One quick note -- my original goal was to have 2-way audio. My plan was to use UV4L, which is a video conferencing application for the Raspberry Pi. It has a RESTfulAPI to leverage the audio and video features into your own project, but this proved to be far too difficult for my limited skills. In the future, I would like to use a PAM8403 stereo amplifier, 8 ohm 2 watt mini speakers, and a mini USB mic on the Pi to set this up. Bo from ameriDroid did a few videos about hacking together an ODROID Audio Adapter with the amp and speaker into a very small package. The Smoothcam case I chose from ameriDroid has just enough room inside for the extra devices when paired with the smaller Pi 3A+.

Assuming most readers know the basics, I’ll get right to configuring MotionEyeOS. MotionEye is a labor of love from a single developer, and it serves as a webpage GUI for configuring the Motion Project (which otherwise is all command line). Even with the GUI, Motion was still a pain to install on a Pi back in the day, so MotionEyeOS rolled it all into a single OS that can be burned to the SD card with Etcher. The only issue I had seemed to involve the lack of an Ethernet port on the Pi3A+. The bootup would stop unless I had my USB Ethernet dongle plugged in. Other than that, the instructions in the project’s wiki are straightforward, so getting going is pain free. You can see a little bit of the system configuration webpage on the video I made about the project.
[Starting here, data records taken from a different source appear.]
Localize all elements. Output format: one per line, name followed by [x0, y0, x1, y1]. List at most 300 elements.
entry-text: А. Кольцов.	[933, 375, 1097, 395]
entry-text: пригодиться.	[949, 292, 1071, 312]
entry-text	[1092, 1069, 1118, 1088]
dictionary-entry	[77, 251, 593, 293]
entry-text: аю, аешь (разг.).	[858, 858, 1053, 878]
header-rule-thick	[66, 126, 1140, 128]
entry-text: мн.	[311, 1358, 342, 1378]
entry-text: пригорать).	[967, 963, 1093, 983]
I mentioned IFTTT above. The beauty of IFTTT is their mobile application. When making your own applet, use the “Webhooks” service as the first step. You’ll get a unique URL that third-party apps, in this case the OS, will contact, triggering an IFTTT event. The mobile app allows you to customize notifications on your device, so I included a still shot and a link to the live video feed. The result feels far more professional than most “roll your own“ solutions. And like I said, having the still image pop up on my Apple Watch makes it feel that much more awesome!

Editor's Note: This same project could be done with other SBCs as well, but would require more work to install and setup the necessary software.